- Born: Bishop Patrick MacMullan 17 March 1752
- Died: 25 October 1824 (aged 72) Loughinisland, United Kingdom of Great Britain and Ireland

= Patrick MacMullan =

Irish Roman Catholic Prelate and Bishop of Down and Connor

Bishop Patrick MacMullan (17 March 1752 – 25 October 1824) was an Irish Roman Catholic Prelate and 20th Bishop of Down and Connor.

He was a native of mid Down and details of his early life in the latter half of the eighteenth century are sketchy. It is believed he was ordained to the priesthood in 1775.

He received episcopal consecration on 2 September 1793, and the following year succeeded his distant cousin Hugh as Bishop of Down and Connor.

In 1814 he made a report to Rome on the state of his diocese (served by around 35 parish priests and a few curates) which although vague gives some indication of the state of the diocese.

He died on 25 October 1824 in the house of his nephew in Loughinisland and is buried at Loughinisland Graveyard.

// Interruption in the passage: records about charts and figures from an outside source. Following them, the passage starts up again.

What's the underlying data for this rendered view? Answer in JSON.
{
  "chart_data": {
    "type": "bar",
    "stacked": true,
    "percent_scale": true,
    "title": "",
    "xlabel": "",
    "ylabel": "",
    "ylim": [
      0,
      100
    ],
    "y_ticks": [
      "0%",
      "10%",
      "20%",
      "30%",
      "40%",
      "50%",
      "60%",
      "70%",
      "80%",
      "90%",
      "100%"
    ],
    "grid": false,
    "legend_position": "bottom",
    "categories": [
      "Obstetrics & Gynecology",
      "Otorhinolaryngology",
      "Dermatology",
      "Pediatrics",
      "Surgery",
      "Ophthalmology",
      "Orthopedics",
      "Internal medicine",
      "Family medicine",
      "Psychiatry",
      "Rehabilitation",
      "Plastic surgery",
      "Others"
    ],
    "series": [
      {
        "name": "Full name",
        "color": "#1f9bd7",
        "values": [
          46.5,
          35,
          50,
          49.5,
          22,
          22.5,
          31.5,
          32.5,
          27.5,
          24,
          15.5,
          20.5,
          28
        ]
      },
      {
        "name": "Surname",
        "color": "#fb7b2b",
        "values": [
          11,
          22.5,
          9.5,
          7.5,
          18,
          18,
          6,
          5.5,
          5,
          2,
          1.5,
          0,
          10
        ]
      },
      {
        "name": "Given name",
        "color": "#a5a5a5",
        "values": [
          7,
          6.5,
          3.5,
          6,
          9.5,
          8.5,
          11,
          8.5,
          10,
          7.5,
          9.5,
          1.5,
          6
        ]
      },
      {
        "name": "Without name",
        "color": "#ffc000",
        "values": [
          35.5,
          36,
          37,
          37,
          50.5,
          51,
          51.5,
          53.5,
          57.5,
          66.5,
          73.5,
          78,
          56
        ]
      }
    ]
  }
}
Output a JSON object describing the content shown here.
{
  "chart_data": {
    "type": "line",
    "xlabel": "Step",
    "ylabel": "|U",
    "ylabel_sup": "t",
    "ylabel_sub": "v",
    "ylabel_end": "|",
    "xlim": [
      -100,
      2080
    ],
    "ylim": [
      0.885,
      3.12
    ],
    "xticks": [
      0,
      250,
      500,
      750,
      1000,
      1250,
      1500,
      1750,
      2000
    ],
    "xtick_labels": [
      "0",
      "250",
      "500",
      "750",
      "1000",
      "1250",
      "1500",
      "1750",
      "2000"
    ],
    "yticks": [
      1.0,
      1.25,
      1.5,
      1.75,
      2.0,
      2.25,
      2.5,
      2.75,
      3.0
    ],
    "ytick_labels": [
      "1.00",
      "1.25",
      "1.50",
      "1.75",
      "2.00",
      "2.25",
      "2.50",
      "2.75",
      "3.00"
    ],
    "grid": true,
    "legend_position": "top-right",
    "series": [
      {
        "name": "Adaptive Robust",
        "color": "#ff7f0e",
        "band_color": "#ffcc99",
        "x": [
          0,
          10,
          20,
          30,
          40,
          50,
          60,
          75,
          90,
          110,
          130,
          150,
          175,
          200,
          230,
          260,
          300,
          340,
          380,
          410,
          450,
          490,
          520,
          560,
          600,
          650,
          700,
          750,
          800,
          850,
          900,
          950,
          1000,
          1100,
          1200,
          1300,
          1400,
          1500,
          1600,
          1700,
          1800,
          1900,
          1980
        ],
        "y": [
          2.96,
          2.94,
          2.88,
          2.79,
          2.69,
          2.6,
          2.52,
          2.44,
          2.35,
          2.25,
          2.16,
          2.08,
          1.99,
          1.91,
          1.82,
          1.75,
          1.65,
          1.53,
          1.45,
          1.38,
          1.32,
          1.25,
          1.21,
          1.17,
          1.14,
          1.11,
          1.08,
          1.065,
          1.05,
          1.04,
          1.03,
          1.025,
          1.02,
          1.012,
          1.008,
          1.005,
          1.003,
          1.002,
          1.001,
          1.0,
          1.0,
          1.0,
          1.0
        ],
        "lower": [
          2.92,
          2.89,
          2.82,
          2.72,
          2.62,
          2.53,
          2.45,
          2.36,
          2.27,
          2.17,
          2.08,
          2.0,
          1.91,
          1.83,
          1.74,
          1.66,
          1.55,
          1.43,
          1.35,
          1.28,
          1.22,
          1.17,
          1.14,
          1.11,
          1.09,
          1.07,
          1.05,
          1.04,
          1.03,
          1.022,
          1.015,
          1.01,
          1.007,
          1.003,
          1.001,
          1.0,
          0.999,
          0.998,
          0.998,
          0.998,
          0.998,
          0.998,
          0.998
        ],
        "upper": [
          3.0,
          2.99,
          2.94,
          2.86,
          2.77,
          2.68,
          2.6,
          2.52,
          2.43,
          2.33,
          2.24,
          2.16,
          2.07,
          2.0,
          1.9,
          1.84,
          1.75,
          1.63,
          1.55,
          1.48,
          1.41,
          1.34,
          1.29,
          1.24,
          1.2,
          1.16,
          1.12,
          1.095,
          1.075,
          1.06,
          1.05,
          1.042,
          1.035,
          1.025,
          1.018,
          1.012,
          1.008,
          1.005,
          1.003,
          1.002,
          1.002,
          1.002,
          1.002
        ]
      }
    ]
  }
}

A notice of his death, circulated in many Irish newspapers noted that "the Catholic Clergy of that diocese [Down and Connor] have been under the scriptural jurisdiction of this amiable Prelate for 31 years, during which he has presided over them with the politeness of a Gentleman, the abilities of a Theologian, and the meekness of a humble and exemplary Christian."